И еще он будет думать о том, как Дух оттолкнул его, пренебрег им, выставил его дураком. Он будет думать о том, как Стив не выказал ему ничего, кроме угрюмого неуважения. Он будет сидеть рядом с красивой девочкой, которая лежит без сознания, и думать об этих весьма неприятных вещах и о той власти, которую он теперь получил над Стивом и Духом. Он будет смотреть на бледное личико Энн и решать, применить или нет другой яд – не для ребенка, а уже для матери, – яд, который невозможно определить никакими анализами. Он знал один яд из селезенки определенной рыбы, химическая структура которого полностью идентична структуре нормальных желудочных соков. Там, наверху, он решит, стоит ли распустить бинты, которыми Стив обмотал бедра Энн. Он представит себе, как он распрямляет железную вешалку и сует эту железку в нее – осторожно и бережно, словно нежный любовник, – пока острый конец не проткнет ей утробу…

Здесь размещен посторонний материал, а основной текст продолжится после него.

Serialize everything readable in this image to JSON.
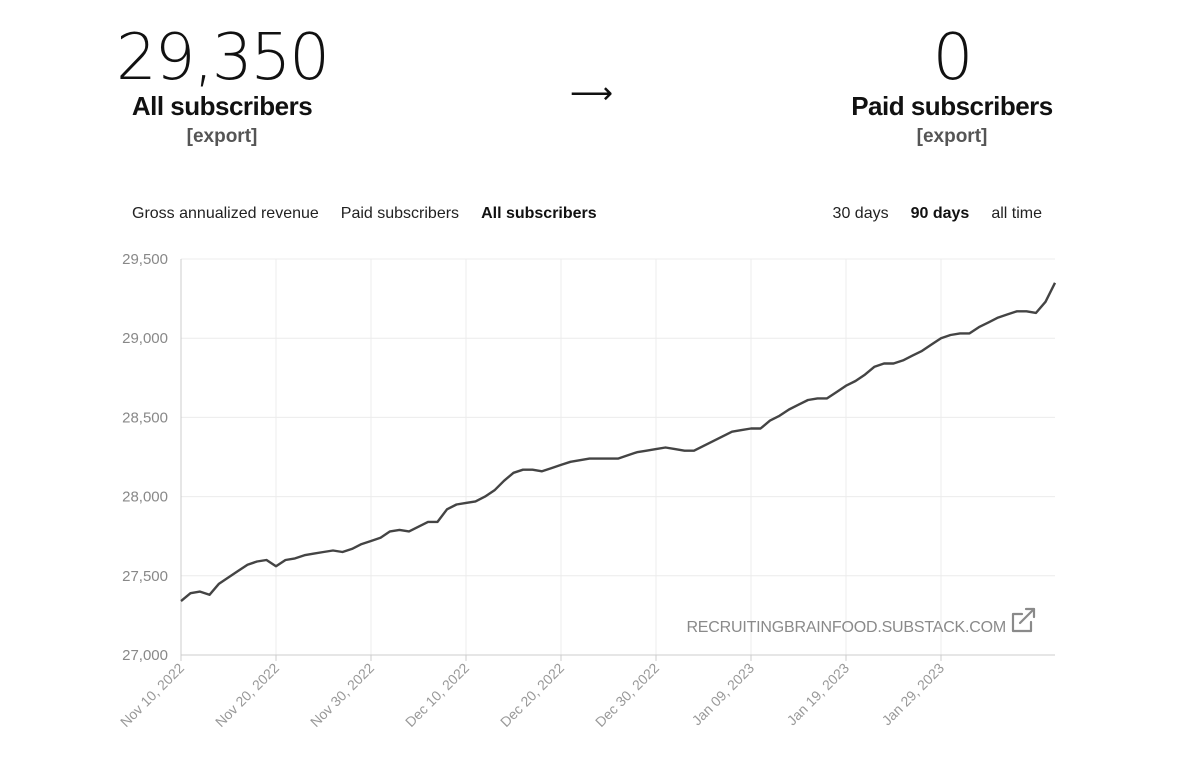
{
  "stats": {
    "all": {
      "value": "29,350",
      "label": "All subscribers",
      "export": "[export]"
    },
    "arrow": "⟶",
    "paid": {
      "value": "0",
      "label": "Paid subscribers",
      "export": "[export]"
    }
  },
  "tabs": [
    {
      "label": "Gross annualized revenue",
      "active": false
    },
    {
      "label": "Paid subscribers",
      "active": false
    },
    {
      "label": "All subscribers",
      "active": true
    }
  ],
  "ranges": [
    {
      "label": "30 days",
      "active": false
    },
    {
      "label": "90 days",
      "active": true
    },
    {
      "label": "all time",
      "active": false
    }
  ],
  "watermark": "RECRUITINGBRAINFOOD.SUBSTACK.COM",
  "chart_data": {
    "type": "line",
    "start_date": "2022-11-10",
    "ylim": [
      27000,
      29500
    ],
    "yticks": [
      "27,000",
      "27,500",
      "28,000",
      "28,500",
      "29,000",
      "29,500"
    ],
    "xticks": [
      "Nov 10, 2022",
      "Nov 20, 2022",
      "Nov 30, 2022",
      "Dec 10, 2022",
      "Dec 20, 2022",
      "Dec 30, 2022",
      "Jan 09, 2023",
      "Jan 19, 2023",
      "Jan 29, 2023"
    ],
    "grid": true,
    "line_color": "#444444",
    "series": [
      {
        "values": [
          27340,
          27390,
          27400,
          27380,
          27450,
          27490,
          27530,
          27570,
          27590,
          27600,
          27560,
          27600,
          27610,
          27630,
          27640,
          27650,
          27660,
          27650,
          27670,
          27700,
          27720,
          27740,
          27780,
          27790,
          27780,
          27810,
          27840,
          27840,
          27920,
          27950,
          27960,
          27970,
          28000,
          28040,
          28100,
          28150,
          28170,
          28170,
          28160,
          28180,
          28200,
          28220,
          28230,
          28240,
          28240,
          28240,
          28240,
          28260,
          28280,
          28290,
          28300,
          28310,
          28300,
          28290,
          28290,
          28320,
          28350,
          28380,
          28410,
          28420,
          28430,
          28430,
          28480,
          28510,
          28550,
          28580,
          28610,
          28620,
          28620,
          28660,
          28700,
          28730,
          28770,
          28820,
          28840,
          28840,
          28860,
          28890,
          28920,
          28960,
          29000,
          29020,
          29030,
          29030,
          29070,
          29100,
          29130,
          29150,
          29170,
          29170,
          29160,
          29230,
          29350
        ]
      }
    ]
  }
}
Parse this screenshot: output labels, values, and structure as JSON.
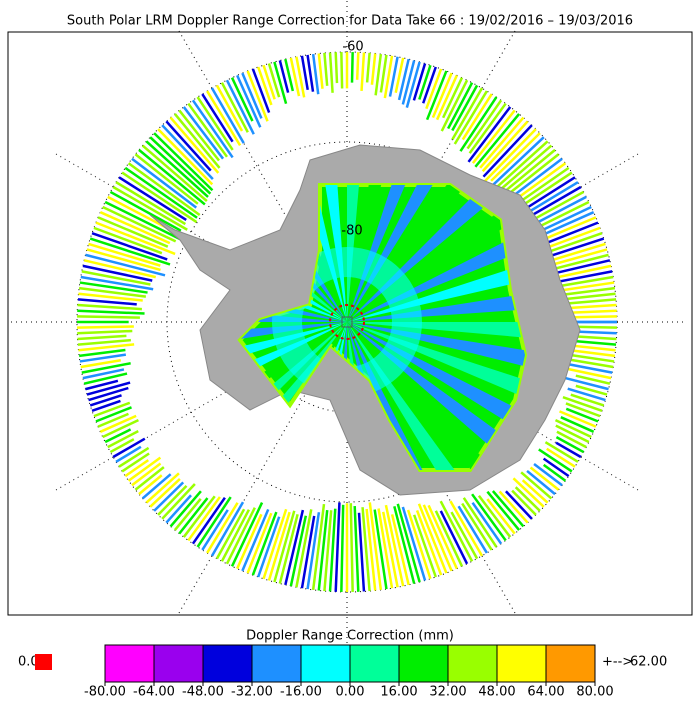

Но нет. Сейчас, через эту беспомощную девочку, он обладает почти безграничной властью над Стивом и Духом, но он не должен ею пользоваться, этой властью. Потому что иначе восторжествуют вампиры. Не он, а они. Он должен спасти ее своим ядом; если он ее не спасет, то вампиры убьют ее точно так же, как они убили Эшли. Как они превратили его прекрасное аристократическое лицо в безобразную пыль, как они иссушили его совершенное тело и эти глаза… эти глаза…
Оставалось только надеяться, что его снадобье сработает как надо. Он сказал Духу, что придумал рецепт после смерти Рашель, и это действительно было так; но он умолчал об одном – что у него еще не было случая опробовать этот рецепт на практике.
Что-то шевельнулось внизу, у подножия лестницы. Его тень – огромная и дрожащая в пляшущем свете свечи. Аркадий наступил на нее – этому фокусу он научился давным-давно; в этом не было ничего суеверного или магического, это был просто прием для небольшой показухи, – и прошел через бархатную занавеску в заднюю комнату за магазином.
Он хранил череп Эшли под алтарем, в темноте. Иногда по ночам он спускался сюда, доставал череп брата и разговаривал с ним, гладя ладонью его гладкие костяные изгибы. Но потом он всегда убирал череп на место. А теперь череп Эшли стоял на алтаре, среди подношений и амулетов.